Not after one date. After one meeting.

Men also report having been on the wrong side of an unrequited love more often, and pining longer for lost love.

Women? Not nearly so romantic, what with only ten percent getting hit with the love bug on initial contact.

“Women are better at reading social situations and are more likely to ask more questions of themselves after meeting someone, like is he going to make me feel secure and will he be a good father to my children,” the study’s leader said. “They are cannier than men at making a lifetime choice.”

For men, on the other hand, it’s “just one look, that’s all it took.”

Superficiality is as superficiality does, I suppose. Are women really looking at Brad Pitt’s baby blues and thinking, “Well, he makes twenty million a movie, so he’ll do”?

Anyway, this very bright reader’s comment makes me feel very good about Clay. Dudes fall fast. And hard. And, according to the study, often.

Take it from me: These eggheads know what they’re talking about.
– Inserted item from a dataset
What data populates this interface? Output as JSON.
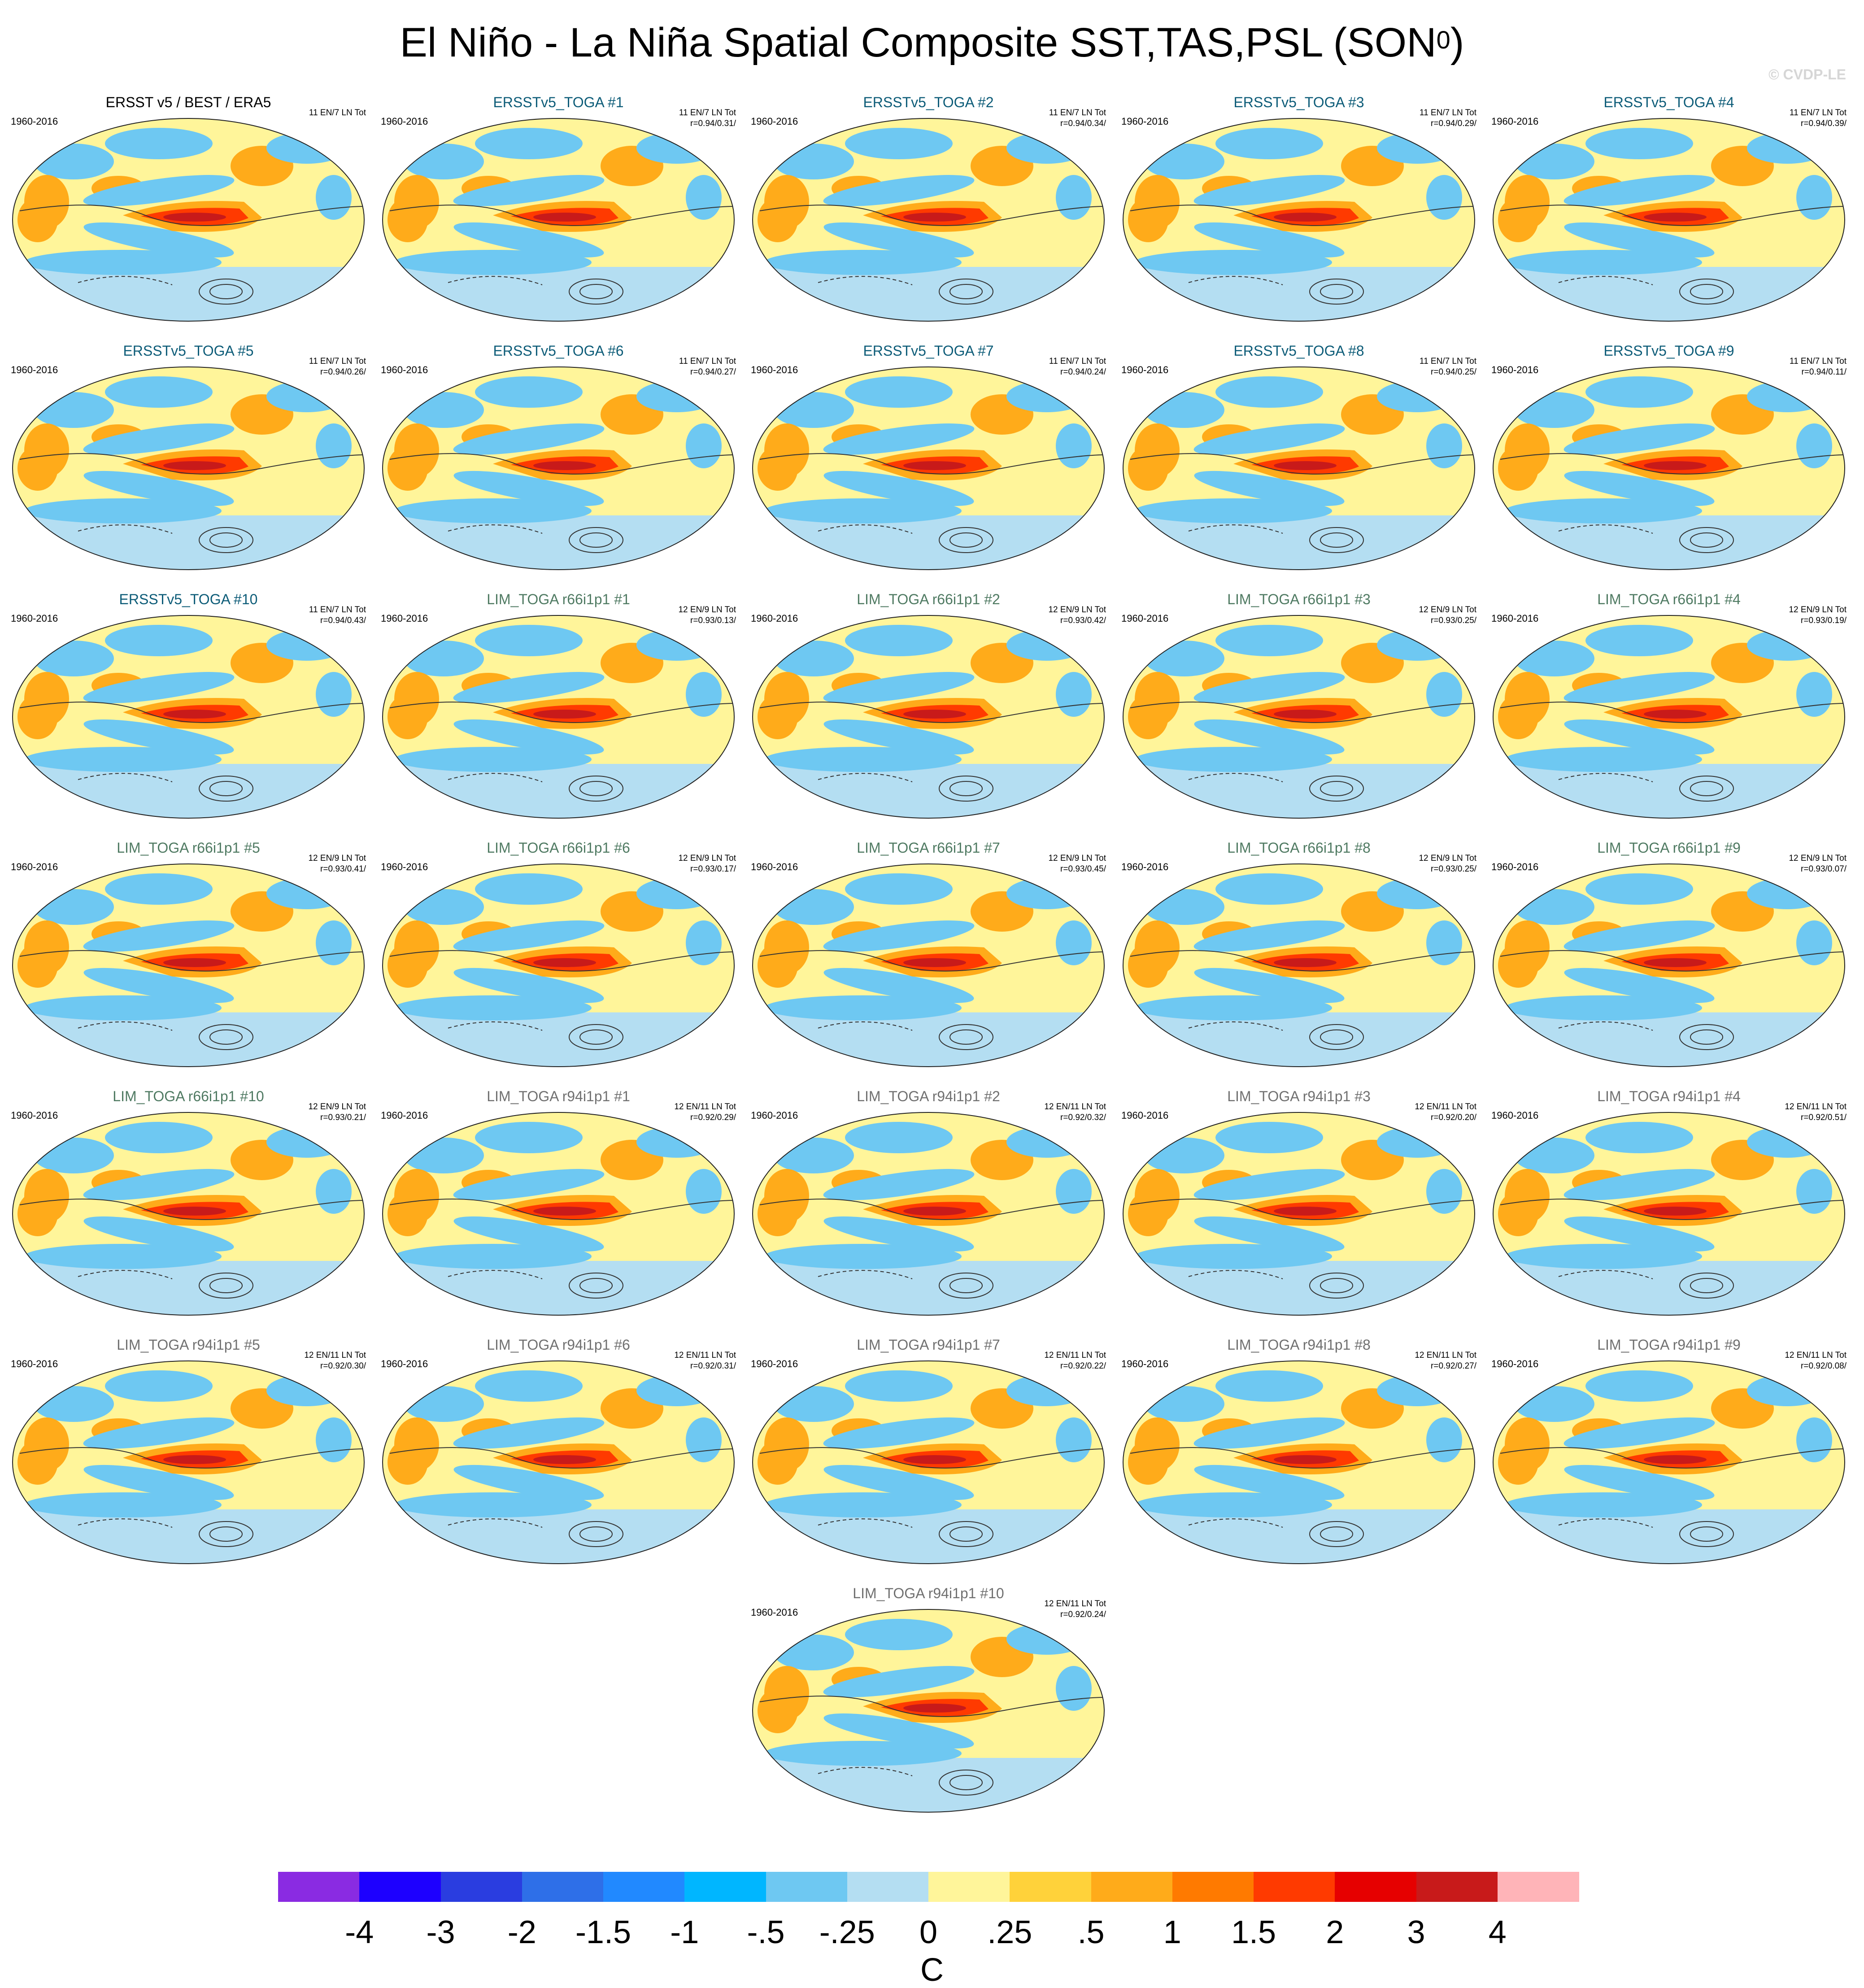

And since I haven’t been bashful about telling you ManWARriors about what I had to go back and fix, I feel perfectly justified in reporting that I got one right. And on the first try, no less.
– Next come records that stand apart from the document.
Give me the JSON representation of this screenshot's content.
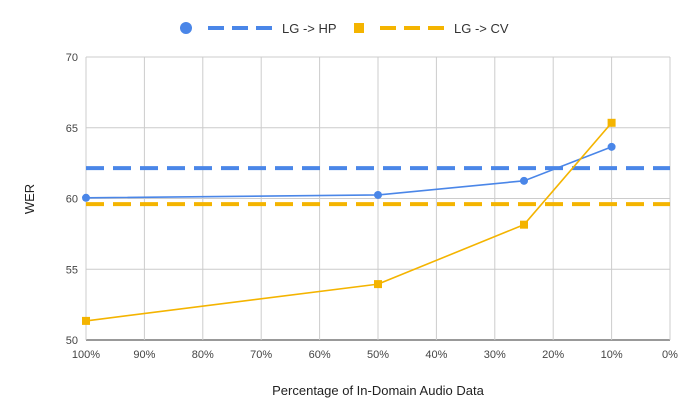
{
  "chart_data": {
    "type": "line",
    "xlabel": "Percentage of In-Domain Audio Data",
    "ylabel": "WER",
    "x_ticks": [
      100,
      90,
      80,
      70,
      60,
      50,
      40,
      30,
      20,
      10,
      0
    ],
    "x_tick_labels": [
      "100%",
      "90%",
      "80%",
      "70%",
      "60%",
      "50%",
      "40%",
      "30%",
      "20%",
      "10%",
      "0%"
    ],
    "xlim": [
      100,
      0
    ],
    "y_ticks": [
      50,
      55,
      60,
      65,
      70
    ],
    "ylim": [
      50,
      70
    ],
    "grid": true,
    "legend_position": "top",
    "series": [
      {
        "name": "",
        "color": "#4a86e8",
        "marker": "circle",
        "x": [
          100,
          50,
          25,
          10
        ],
        "y": [
          60.05,
          60.25,
          61.25,
          63.65
        ]
      },
      {
        "name": "LG -> HP",
        "color": "#4a86e8",
        "style": "dashed",
        "y_const": 62.15
      },
      {
        "name": "",
        "color": "#f4b400",
        "marker": "square",
        "x": [
          100,
          50,
          25,
          10
        ],
        "y": [
          51.35,
          53.95,
          58.15,
          65.35
        ]
      },
      {
        "name": "LG -> CV",
        "color": "#f4b400",
        "style": "dashed",
        "y_const": 59.6
      }
    ]
  }
}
2 thoughts on “Love at first write”

  1. This made me think of a gender and communication elective course that I put together some years back. I examined the first date thing from the standpoint of small talk, etc. But from there, a few things began to fall into place for me.

    My take on it is that women are probably a bit more cautious about love at first sight simply because they feel they have more to lose. Perhaps deep inside, the "fall" part of "fall in love" affects us more deeply than we realize. Subconsciously, there may be more going on.
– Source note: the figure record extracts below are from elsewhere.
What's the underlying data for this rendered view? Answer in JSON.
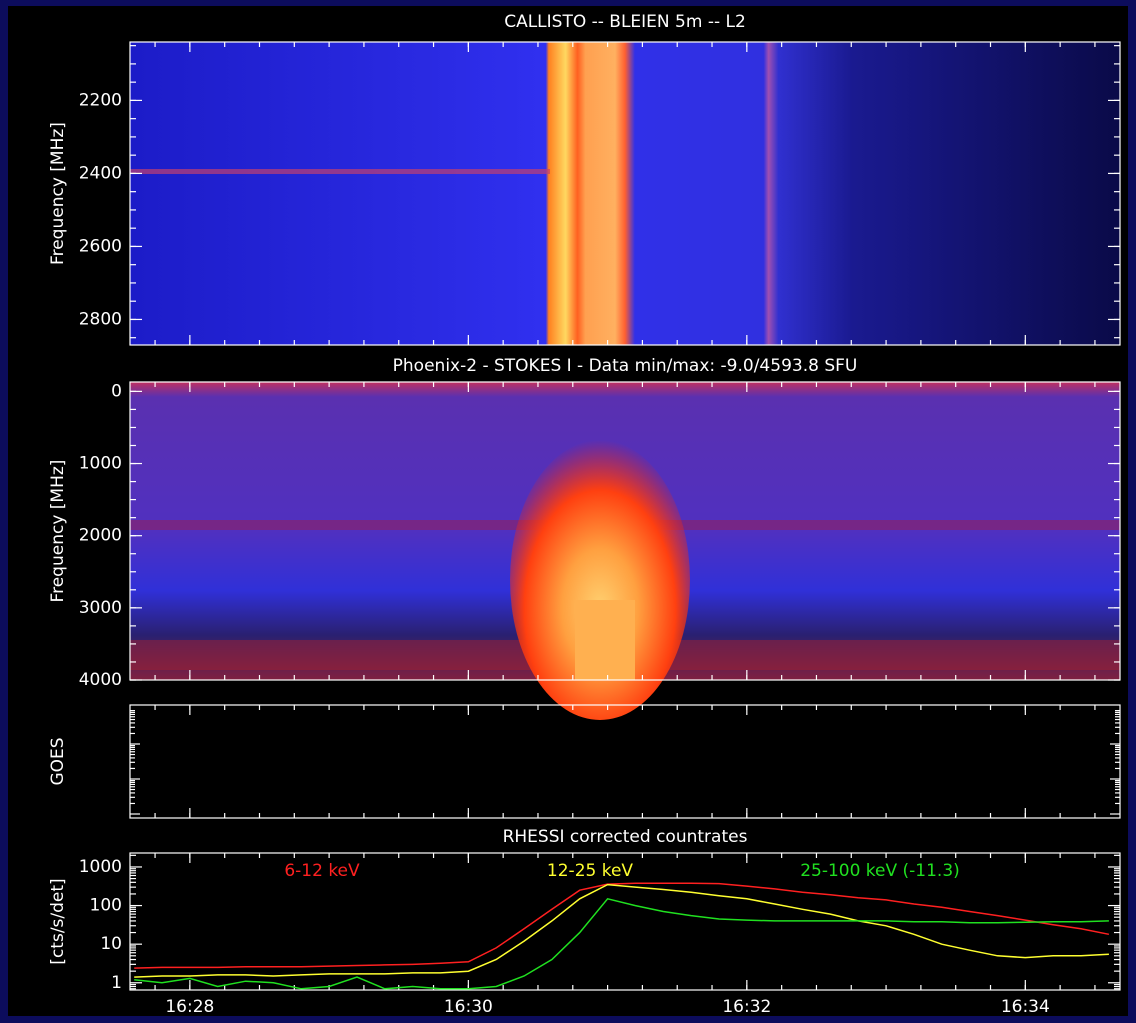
{
  "chart_data": [
    {
      "type": "heatmap",
      "title": "CALLISTO -- BLEIEN 5m -- L2",
      "y_label": "Frequency [MHz]",
      "ylim": [
        2870,
        2040
      ],
      "yticks": [
        2200,
        2400,
        2600,
        2800
      ]
    },
    {
      "type": "heatmap",
      "title": "Phoenix-2 - STOKES I - Data min/max: -9.0/4593.8 SFU",
      "y_label": "Frequency [MHz]",
      "ylim": [
        4000,
        -130
      ],
      "yticks": [
        0,
        1000,
        2000,
        3000,
        4000
      ]
    },
    {
      "type": "line",
      "y_label": "GOES"
    },
    {
      "type": "line",
      "title": "RHESSI corrected countrates",
      "y_label": "[cts/s/det]",
      "log_scale": true,
      "ylim": [
        0.65,
        2300
      ],
      "yticks": [
        1,
        10,
        100,
        1000
      ],
      "xlim": [
        27.57,
        34.68
      ],
      "xticks": [
        {
          "value": 28,
          "label": "16:28"
        },
        {
          "value": 30,
          "label": "16:30"
        },
        {
          "value": 32,
          "label": "16:32"
        },
        {
          "value": 34,
          "label": "16:34"
        }
      ],
      "x": [
        27.6,
        27.8,
        28.0,
        28.2,
        28.4,
        28.6,
        28.8,
        29.0,
        29.2,
        29.4,
        29.6,
        29.8,
        30.0,
        30.2,
        30.4,
        30.6,
        30.8,
        31.0,
        31.2,
        31.4,
        31.6,
        31.8,
        32.0,
        32.2,
        32.4,
        32.6,
        32.8,
        33.0,
        33.2,
        33.4,
        33.6,
        33.8,
        34.0,
        34.2,
        34.4,
        34.6
      ],
      "series": [
        {
          "name": "6-12 keV",
          "color": "#ff2020",
          "values": [
            2.4,
            2.5,
            2.5,
            2.5,
            2.6,
            2.6,
            2.6,
            2.7,
            2.8,
            2.9,
            3.0,
            3.2,
            3.5,
            8,
            25,
            80,
            250,
            360,
            380,
            380,
            380,
            370,
            320,
            270,
            220,
            190,
            160,
            140,
            110,
            90,
            70,
            55,
            42,
            32,
            25,
            18
          ]
        },
        {
          "name": "12-25 keV",
          "color": "#ffff30",
          "values": [
            1.4,
            1.5,
            1.5,
            1.6,
            1.6,
            1.5,
            1.6,
            1.7,
            1.7,
            1.7,
            1.8,
            1.8,
            2.0,
            4,
            12,
            40,
            150,
            350,
            300,
            260,
            220,
            180,
            150,
            110,
            80,
            60,
            40,
            30,
            18,
            10,
            7,
            5,
            4.5,
            5,
            5,
            5.5
          ]
        },
        {
          "name": "25-100 keV (-11.3)",
          "color": "#20e020",
          "values": [
            1.2,
            1,
            1.3,
            0.8,
            1.1,
            1,
            0.7,
            0.8,
            1.4,
            0.7,
            0.8,
            0.7,
            0.7,
            0.8,
            1.5,
            4,
            20,
            150,
            100,
            70,
            55,
            45,
            42,
            40,
            40,
            40,
            40,
            40,
            38,
            38,
            36,
            36,
            37,
            38,
            38,
            40
          ]
        }
      ]
    }
  ]
}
    In the beginning, it's the whole virginity thing: once it's gone, it's gone. Men are simply not "marked" the same way as women are after that first contact.

    And, to take it even further, what a man leaves the woman with may turn into dirty diapers or court battles. I've even mused about the psychology behind the awareness that a man can "pull out" and a woman can't. Is there something deeper in that realization?

    My daughter had a great solution when she was fifteen. She said that when a girl got pregnant everyone knew it simply because her body gave it away. She thought something physical should happen to the boy too. Her solution was that he should turn green at least for the length of the pregnancy.

    With that little piece of adolescent wisdom:

    I also think that after a little maturity sets in, many women resist love at first sight more than men because they sense a threat to their basic autonomy — that they will (not may) forfeit their decision making power. I think most of this fear is bred in social conditioning.

    In this society, we women are hammered with the idea that we "need" a man to "help" us even when or if we feel completely confident on our own. Girls learn from parents and peers that they need "a good guy" for financial security (women STILL are not up to par with men on wages), protection from other men (those jerks we all know are out there), protection in general (from the weather, bank fraud, or things that go bump in the night), procreation (it still takes two), and all the everyday stuff that requires basic brute strength that women don't have or think they can't do (think: changing a tire, lifting/moving heavy things, handling nasty jobs like a plugged toilet, and operating things like a power sander — which to me is no different than an iron except for the resulting dust).

    Then there's the spinster or lesbian things—more social pressure. A simple scan of sit-coms and advertising confirms how not "having" a man is seen as some kind of flaw, and men and women both buy into the hype–or guilt or attack on self-esteem. In short, men gain power by attracting and keeping a woman even though women are the ones who are pressured into making sure they are attractive in the first place. One can get dizzy just thinking about this tango! Writing about it is even more tricky!

  2. Dave, your posts continue to be inspiring. I read the article about love at first sight, and I agree with the gist of it. Or maybe I just like the idea of it. Anyway–good post.

    Laurel, your daughter thinks like I do. I love the idea of a guy turning green for nine months. That's so great, and very funny, too!